Tomorrow morning, Barclays reports its results for 2017. It will be an important moment for the British bank, which insiders say hired no fewer than 40 managing directors (MDs) to its banking and markets business in 2017.
With half last year’s new MDs hired in the second half of 2017, the fourth quarter will be too soon for dramatic improvements, but investors could be forgiven for expecting things to at least be moving in the right direction. 40 MDs is a big investment for a business that generated a return on equity of only 5.9% in the third quarter of last year. In equities sales, trading and research as a whole, the bank says it hired 50 people last year.

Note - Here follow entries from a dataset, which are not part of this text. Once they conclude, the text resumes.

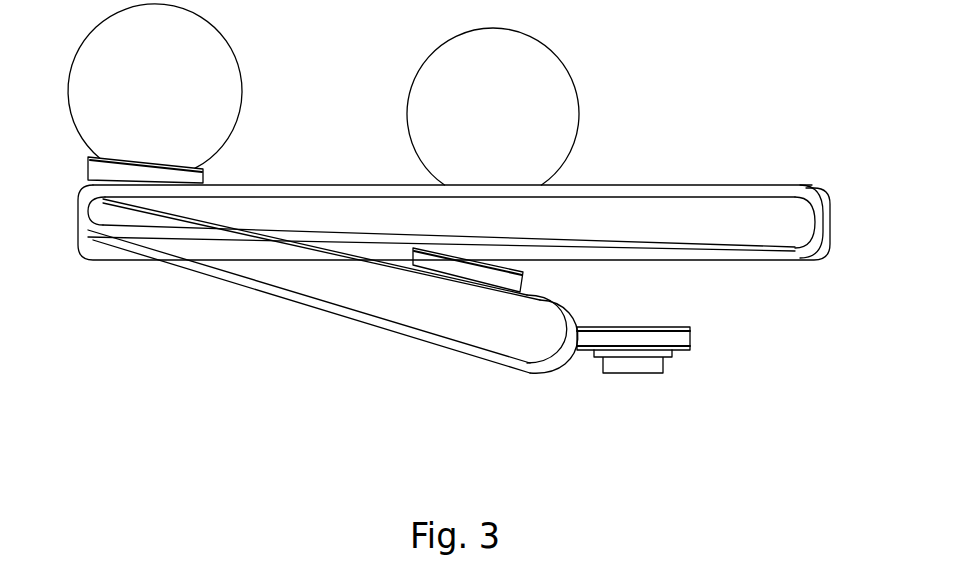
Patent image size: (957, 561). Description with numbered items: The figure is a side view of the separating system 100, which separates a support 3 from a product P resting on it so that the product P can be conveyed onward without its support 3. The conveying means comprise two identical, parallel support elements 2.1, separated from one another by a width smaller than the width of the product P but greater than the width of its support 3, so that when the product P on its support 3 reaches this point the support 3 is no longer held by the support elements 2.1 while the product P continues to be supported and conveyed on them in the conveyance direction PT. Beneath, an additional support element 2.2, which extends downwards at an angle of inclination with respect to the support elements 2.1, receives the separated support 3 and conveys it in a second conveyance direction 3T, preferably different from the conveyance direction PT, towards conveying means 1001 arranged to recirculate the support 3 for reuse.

The separating system 100 is at (683, 78).
The support element 2.1 is at (700, 195).
The additional support element 2.2 is at (317, 300).
The support 3 is at (188, 177).
The conveying means 1001 is at (643, 363).
The product P is at (420, 100).
The conveyance direction PT is at (781, 275).
The second conveyance direction 3T is at (510, 382).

Barclay’s decision to hire in a new strata MDs as investment bank CEO Tim Throsby seeks to reinvigorate the markets business could be read as a rejection of the juniorization process in evidence elsewhere. It certainly seems at odds, for example, with Deutsche Bank, where new head of equities Peter Selman has vowed to hire and train-up graduates as he seeks to reinvigorate the equities business.
Barclays’ influx of new MDs has, however, been accompanied by an outflow of existing staff. Over 100 MDs and directors were let go last month, many from teams which benefited from the injection of new senior talent in 2017. Rather than a refutation of juniorization, Barclays has therefore been engaged in some straightforward upgrading.
Insiders say it’s already having the desired results. Barclays aspires to be, “the leading full-service equities franchise in the UK.” Last year, it ranked second for market share on the London Stock Exchange, the highest its been since 2017. Things aren’t looking bad in fixed income either: Barclays ranked second for overall fixed income market share in Europe according to a Greenwich Associates survey of November 2017. In the same survey, it ranked first for rates and third for credit.
2018 will, however, be the crunch year for Barclays’ investment bank. After last year’s influx of senior talent, very tangible results ought to be visible by the second or third quarters. If not, other banks can be forgiven for questioning the value of hiring in expensive outsiders. Why not invest in developing technology systems and training up graduates instead?